There are similar tales in pop. In 1982, Kevin Howlett, a BBC producer to assemble a program of recordings the Beatles made in the BBC's studios, including about three dozen otherwise unreleased songs. When he discovered, to his horror, that the BBC had discarded virtually all the original tapes, he advertised in a music magazine, imploring listeners who had defied BBC's admonitions about the illegality of taping broadcasts to lend him their tapes. He also drew freely from bootlegs, as did EMI when it released its official "Beatles at the Beeb" set in 1994.

The obvious thirst for bootlegs, moreover, has helped legitimate companies identify a fresh market. In 1975, six years after bootleggers compiled some of Bob Dylan's private rehearsal tapes under the title "Great White Wonder," Columbia released "The Basement Tapes," with similar material. In 1991, Mr. Dylan issued "The Bootleg Series, Vol. 1," with a broader expanse on unreleased work, much of it revelatory, some of it never bootlegged.

Frank Zappa, irritated by the multitude of bootlegs devoted to his work, made his own pressings of 20 classic bootlegs and released them in two boxed sets called "Beat the Boots." And Mr. McCartney, realizing that his appearance on MTV's "Unplugged" show would inevitably be bootlegged, released it himself as "Unplugged (The Official Bootleg)."

Virtually all these releases, official or bootleg, illuminate the creative process. Mr. Dylan's version of "Like a Rolling Stone" in three-quarter time and the Beatles' first take of "Strawberry Fields Forever," with its different instrumentation and verse order, show how composing choices are made. The Philharmonic's live recording of Arthur Rubinstein playing the Chopin First Concerto with Bruno Walter conducting captures an otherwise undocumented chemistry.
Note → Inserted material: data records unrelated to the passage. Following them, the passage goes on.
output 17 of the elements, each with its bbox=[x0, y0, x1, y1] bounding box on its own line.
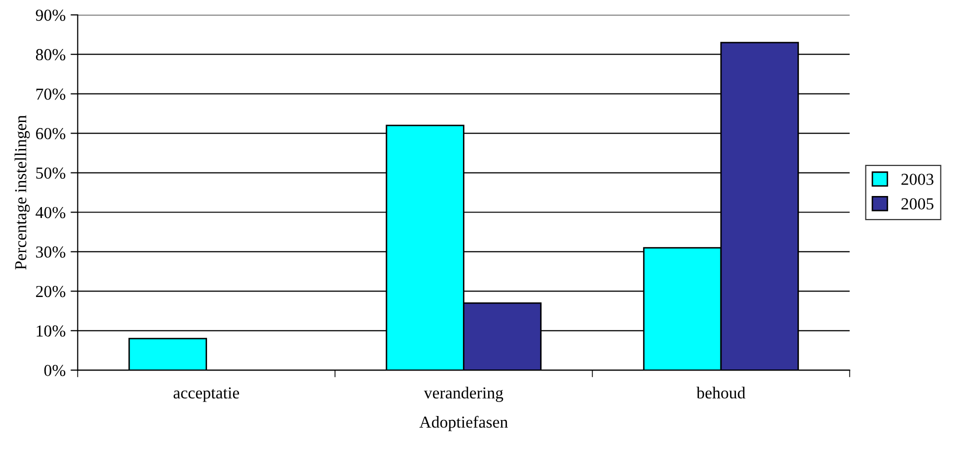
y-tick-label: 70% bbox=[36, 88, 66, 100]
y-tick-label: 10% bbox=[36, 325, 66, 337]
y-tick-label: 0% bbox=[44, 364, 66, 376]
x-tick-label: acceptatie bbox=[174, 387, 240, 402]
y-tick-label: 30% bbox=[36, 246, 66, 258]
x-tick-label: behoud bbox=[696, 386, 746, 399]
y-tick-label: 50% bbox=[36, 167, 66, 179]
y-axis-title: Percentage instellingen bbox=[14, 115, 30, 270]
y-tick-label: 20% bbox=[36, 286, 66, 298]
x-tick-label: verandering bbox=[424, 386, 504, 402]
y-tick-label: 90% bbox=[36, 10, 66, 21]
y-tick-label: 60% bbox=[36, 128, 66, 140]
legend-label: 2005 bbox=[901, 198, 934, 210]
y-tick-label: 80% bbox=[36, 49, 66, 60]
y-tick-label: 40% bbox=[36, 206, 66, 218]
legend-label: 2003 bbox=[901, 174, 934, 185]
x-axis-title: Adoptiefasen bbox=[419, 416, 508, 432]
It is argued that creative artists should maintain absolute control over their work and that recordings they have not approved should not bear public scrutiny. But perhaps that notion is flawed. The best artists, after all, are severely, self- critical. They are also, naturally, more interested in current projects than in examining their own processes.

The Beatles proved this when they produced their six-disk "anthology," packed with unreleased tracks, many of them longtime bootleg favorites. For years they had insisted that their unreleased work was not up to their standard. But as they sorted through session tapes in 1995, they found themselves as charmed and surprised by some of their abandoned work as bootleg collectors have always been.

Musicians tend to regard their discards as discards, not as avenues of study. Brahms, for example, was certainly within his rights when he burned his unfinished manuscripts shortly before his death in 1893. Yet it is difficult not to regard that as an act of cultural vandalism. By comparison, the bootleggers who preserve our musical heritage should be regarded as cultural heroes, not as criminals.

****************************

From: kozinn@aol.com (Kozinn)
Newsgroups: rec.music.beatles
Subject: Re: REVOLVER BUST
Date: 5 Jul 1996 17:06:00 -0400

I wrote:

Drag about Revolver, isn't it?

...and Joseph Nagarya responded:

Imagine that: a writer for the NY Times considers the prosecution of theft a "drag". Does Kozinn have the same protective feelings toward muggers?

Paul McCartney told me -- and I have it on tape -- that he has no problem with bootlegs. Ringo doesn't seem to care about them either: I've given him plenty of tapes, and he's never said, "hey I don't approve of you having these." Lennon was an avid collector of bootlegs: he spoke about them in interviews as well. And Harrison has discussed bootlegs in interviews as well, with an attitude closer to amusement than condemnation. It's their work, and if it doesn't bother them for collectors like us to have them, that's fine with me.